Egzaminy gimnazjalne są dla nas niezwykle ważne ze względu na fakt, że ich wyniki będą brane pod uwagę przy rekrutacji do szkoły ponadgimnazjalnej. Procedury ich przeprowadzania były bardzo szczegółowe, każdy arkusz musiał zostać przez nas zakodowany, a wybrane odpowiedzi przeniesione na specjalną kartę odpowiedzi. Trzeba przyznać, że już ta część przynosiła wiele stresu, jednak dzięki pomocy nauczycieli zasiadających w komisji wszystko szło sprawnie i zgodnie z planem. Na napisanie każdego egzaminu mieliśmy godzinę zegarową, jedynie na te z języka polskiego oraz matematyki przeznaczone było półtorej godziny, ze względu na zadania otwarte oraz pracę pisemną (w tym roku rozprawkę). Często zdarzało się jednak, że opuszczaliśmy salę przed wyznaczonym czasem. Opinie o poziomie trudności testów były podzielone. Jednym część historyczna przysporzyła więcej problemów niż część przyrodnicza, innym język angielski. Zgodnie stwierdziliśmy jednak, że egzamin z języka polskiego okazał się o wiele łatwiejszy niż rozwiązywane przez nas testy próbne, a zadania z biologii oraz chemii o wiele trudniejsze.

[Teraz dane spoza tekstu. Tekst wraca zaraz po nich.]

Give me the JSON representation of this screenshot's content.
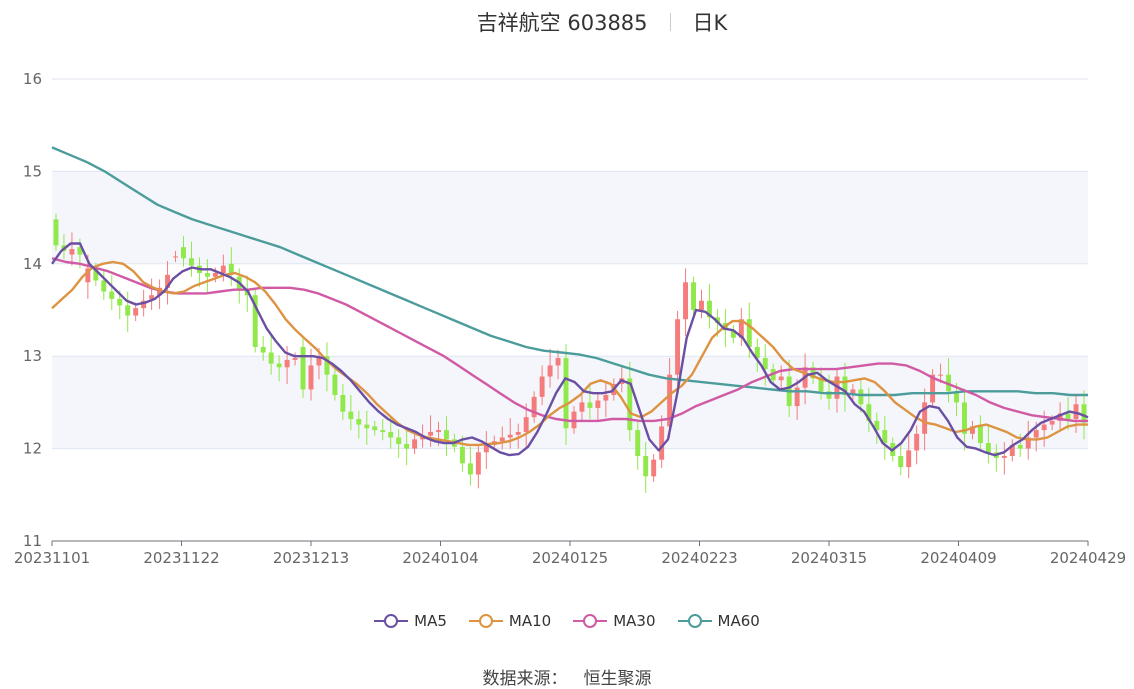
{
  "title": {
    "stock": "吉祥航空 603885",
    "period": "日K"
  },
  "source": {
    "label": "数据来源：",
    "value": "恒生聚源"
  },
  "colors": {
    "up": "#f47c7c",
    "down": "#91e84a",
    "MA5": "#6a4fa3",
    "MA10": "#dd9341",
    "MA30": "#d05aa4",
    "MA60": "#4c9c9c"
  },
  "chart_data": {
    "type": "candlestick",
    "ylim": [
      11,
      16
    ],
    "yticks": [
      "11",
      "12",
      "13",
      "14",
      "15",
      "16"
    ],
    "xticks": [
      "20231101",
      "20231122",
      "20231213",
      "20240104",
      "20240125",
      "20240223",
      "20240315",
      "20240409",
      "20240429"
    ],
    "legend": [
      "MA5",
      "MA10",
      "MA30",
      "MA60"
    ],
    "legend_position": "bottom",
    "candles_close": [
      14.2,
      14.14,
      14.16,
      14.1,
      13.95,
      13.82,
      13.7,
      13.62,
      13.55,
      13.44,
      13.52,
      13.6,
      13.66,
      13.74,
      13.88,
      14.08,
      14.06,
      13.98,
      13.9,
      13.86,
      13.9,
      13.98,
      13.88,
      13.72,
      13.66,
      13.1,
      13.04,
      12.92,
      12.88,
      12.96,
      12.98,
      12.64,
      12.9,
      13.0,
      12.8,
      12.58,
      12.4,
      12.32,
      12.26,
      12.22,
      12.2,
      12.18,
      12.12,
      12.05,
      12.0,
      12.1,
      12.14,
      12.18,
      12.2,
      12.1,
      12.02,
      11.84,
      11.72,
      11.96,
      12.04,
      12.08,
      12.12,
      12.15,
      12.18,
      12.34,
      12.56,
      12.78,
      12.9,
      12.98,
      12.22,
      12.4,
      12.5,
      12.44,
      12.52,
      12.58,
      12.7,
      12.76,
      12.2,
      11.92,
      11.7,
      11.88,
      12.24,
      12.8,
      13.4,
      13.8,
      13.5,
      13.6,
      13.42,
      13.36,
      13.28,
      13.2,
      13.4,
      13.1,
      12.98,
      12.86,
      12.74,
      12.78,
      12.46,
      12.66,
      12.88,
      12.76,
      12.62,
      12.54,
      12.78,
      12.58,
      12.64,
      12.48,
      12.3,
      12.2,
      12.06,
      11.92,
      11.8,
      11.98,
      12.16,
      12.5,
      12.8,
      12.8,
      12.62,
      12.5,
      12.16,
      12.24,
      12.06,
      11.96,
      11.9,
      11.92,
      12.04,
      12.0,
      12.12,
      12.2,
      12.26,
      12.3,
      12.38,
      12.32,
      12.48,
      12.28
    ],
    "candles_open": [
      14.48,
      14.2,
      14.1,
      14.18,
      13.8,
      13.95,
      13.82,
      13.7,
      13.62,
      13.55,
      13.44,
      13.52,
      13.62,
      13.66,
      13.74,
      14.08,
      14.18,
      14.06,
      13.98,
      13.9,
      13.86,
      13.9,
      14.0,
      13.86,
      13.72,
      13.66,
      13.1,
      13.04,
      12.92,
      12.88,
      12.96,
      13.1,
      12.64,
      12.9,
      13.0,
      12.8,
      12.58,
      12.4,
      12.32,
      12.26,
      12.24,
      12.2,
      12.18,
      12.12,
      12.05,
      12.0,
      12.1,
      12.14,
      12.18,
      12.2,
      12.1,
      12.02,
      11.84,
      11.72,
      11.96,
      12.04,
      12.08,
      12.12,
      12.15,
      12.18,
      12.34,
      12.56,
      12.78,
      12.9,
      12.98,
      12.22,
      12.4,
      12.5,
      12.44,
      12.52,
      12.58,
      12.7,
      12.76,
      12.2,
      11.92,
      11.7,
      11.88,
      12.24,
      12.8,
      13.4,
      13.8,
      13.5,
      13.6,
      13.42,
      13.36,
      13.28,
      13.2,
      13.4,
      13.1,
      12.98,
      12.86,
      12.74,
      12.78,
      12.46,
      12.66,
      12.88,
      12.76,
      12.62,
      12.54,
      12.78,
      12.58,
      12.64,
      12.48,
      12.3,
      12.2,
      12.06,
      11.92,
      11.8,
      11.98,
      12.16,
      12.5,
      12.8,
      12.8,
      12.62,
      12.5,
      12.16,
      12.24,
      12.06,
      11.96,
      11.9,
      11.92,
      12.04,
      12.0,
      12.12,
      12.2,
      12.26,
      12.3,
      12.38,
      12.32,
      12.48
    ],
    "ma5": [
      14.0,
      14.14,
      14.22,
      14.22,
      14.0,
      13.9,
      13.8,
      13.7,
      13.6,
      13.56,
      13.58,
      13.62,
      13.7,
      13.84,
      13.92,
      13.96,
      13.94,
      13.94,
      13.9,
      13.86,
      13.8,
      13.7,
      13.5,
      13.3,
      13.16,
      13.04,
      13.0,
      13.0,
      13.0,
      12.98,
      12.92,
      12.84,
      12.74,
      12.62,
      12.5,
      12.4,
      12.32,
      12.26,
      12.22,
      12.18,
      12.12,
      12.08,
      12.06,
      12.06,
      12.1,
      12.12,
      12.08,
      12.02,
      11.96,
      11.93,
      11.94,
      12.02,
      12.18,
      12.38,
      12.6,
      12.76,
      12.72,
      12.62,
      12.6,
      12.6,
      12.62,
      12.74,
      12.7,
      12.4,
      12.1,
      11.98,
      12.1,
      12.6,
      13.2,
      13.5,
      13.48,
      13.4,
      13.3,
      13.28,
      13.2,
      13.04,
      12.9,
      12.72,
      12.64,
      12.66,
      12.72,
      12.8,
      12.82,
      12.74,
      12.68,
      12.62,
      12.48,
      12.4,
      12.24,
      12.06,
      11.98,
      12.06,
      12.2,
      12.4,
      12.46,
      12.44,
      12.3,
      12.12,
      12.02,
      12.0,
      11.96,
      11.93,
      11.96,
      12.04,
      12.1,
      12.2,
      12.28,
      12.32,
      12.36,
      12.4,
      12.38,
      12.34
    ],
    "ma10": [
      13.52,
      13.62,
      13.72,
      13.86,
      13.96,
      14.0,
      14.02,
      14.0,
      13.92,
      13.8,
      13.74,
      13.7,
      13.68,
      13.7,
      13.76,
      13.8,
      13.84,
      13.88,
      13.9,
      13.86,
      13.8,
      13.7,
      13.56,
      13.4,
      13.28,
      13.18,
      13.08,
      12.96,
      12.86,
      12.78,
      12.7,
      12.6,
      12.48,
      12.38,
      12.28,
      12.2,
      12.15,
      12.12,
      12.1,
      12.08,
      12.06,
      12.04,
      12.04,
      12.05,
      12.06,
      12.08,
      12.12,
      12.18,
      12.26,
      12.36,
      12.44,
      12.5,
      12.58,
      12.7,
      12.74,
      12.7,
      12.56,
      12.38,
      12.34,
      12.4,
      12.5,
      12.6,
      12.68,
      12.8,
      13.0,
      13.2,
      13.3,
      13.38,
      13.38,
      13.3,
      13.2,
      13.1,
      12.96,
      12.86,
      12.82,
      12.78,
      12.74,
      12.72,
      12.72,
      12.74,
      12.76,
      12.72,
      12.62,
      12.5,
      12.42,
      12.34,
      12.28,
      12.26,
      12.22,
      12.18,
      12.2,
      12.24,
      12.26,
      12.22,
      12.18,
      12.12,
      12.1,
      12.1,
      12.12,
      12.18,
      12.24,
      12.26,
      12.26
    ],
    "ma30": [
      14.06,
      14.02,
      14.0,
      13.96,
      13.92,
      13.86,
      13.8,
      13.74,
      13.7,
      13.68,
      13.68,
      13.68,
      13.7,
      13.72,
      13.72,
      13.74,
      13.74,
      13.74,
      13.72,
      13.68,
      13.62,
      13.56,
      13.48,
      13.4,
      13.32,
      13.24,
      13.16,
      13.08,
      13.0,
      12.9,
      12.8,
      12.7,
      12.6,
      12.5,
      12.42,
      12.36,
      12.32,
      12.3,
      12.3,
      12.3,
      12.32,
      12.32,
      12.3,
      12.3,
      12.32,
      12.38,
      12.46,
      12.52,
      12.58,
      12.64,
      12.72,
      12.78,
      12.84,
      12.86,
      12.86,
      12.86,
      12.86,
      12.88,
      12.9,
      12.92,
      12.92,
      12.9,
      12.84,
      12.76,
      12.7,
      12.64,
      12.58,
      12.5,
      12.44,
      12.4,
      12.36,
      12.34,
      12.32,
      12.3,
      12.3
    ],
    "ma60": [
      15.26,
      15.18,
      15.1,
      15.0,
      14.88,
      14.76,
      14.64,
      14.56,
      14.48,
      14.42,
      14.36,
      14.3,
      14.24,
      14.18,
      14.1,
      14.02,
      13.94,
      13.86,
      13.78,
      13.7,
      13.62,
      13.54,
      13.46,
      13.38,
      13.3,
      13.22,
      13.16,
      13.1,
      13.06,
      13.04,
      13.02,
      12.98,
      12.92,
      12.86,
      12.8,
      12.76,
      12.74,
      12.72,
      12.7,
      12.68,
      12.66,
      12.64,
      12.62,
      12.62,
      12.6,
      12.6,
      12.58,
      12.58,
      12.58,
      12.6,
      12.6,
      12.6,
      12.62,
      12.62,
      12.62,
      12.62,
      12.6,
      12.6,
      12.58,
      12.58
    ]
  }
}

Nasi starsi koledzy zawiesili poprzeczkę bardzo wysoko w poprzednim roku, jednak mierzymy jeszcze wyżej. Jesteśmy pewni, że nasza ciężka praca przez niecałe trzy lata nauki w Chopinie nie pójdzie na marne. Zostaliśmy wspaniale przygotowani, nierzadko zostawaliśmy z nauczycielami po lekcjach i omawialiśmy tematy, które wymagały jeszcze powtórzenia. Dzięki temu wchodziliśmy na salę bez zbędnych nerwów, lecz z wiarą w osiągnięcie sukcesu. O tym, czy nie zawiedziemy pokładanych w nas nadziei naszych rodziców i nauczycieli oraz oczywiście naszych własnych oczekiwań, dowiemy się 16 czerwca.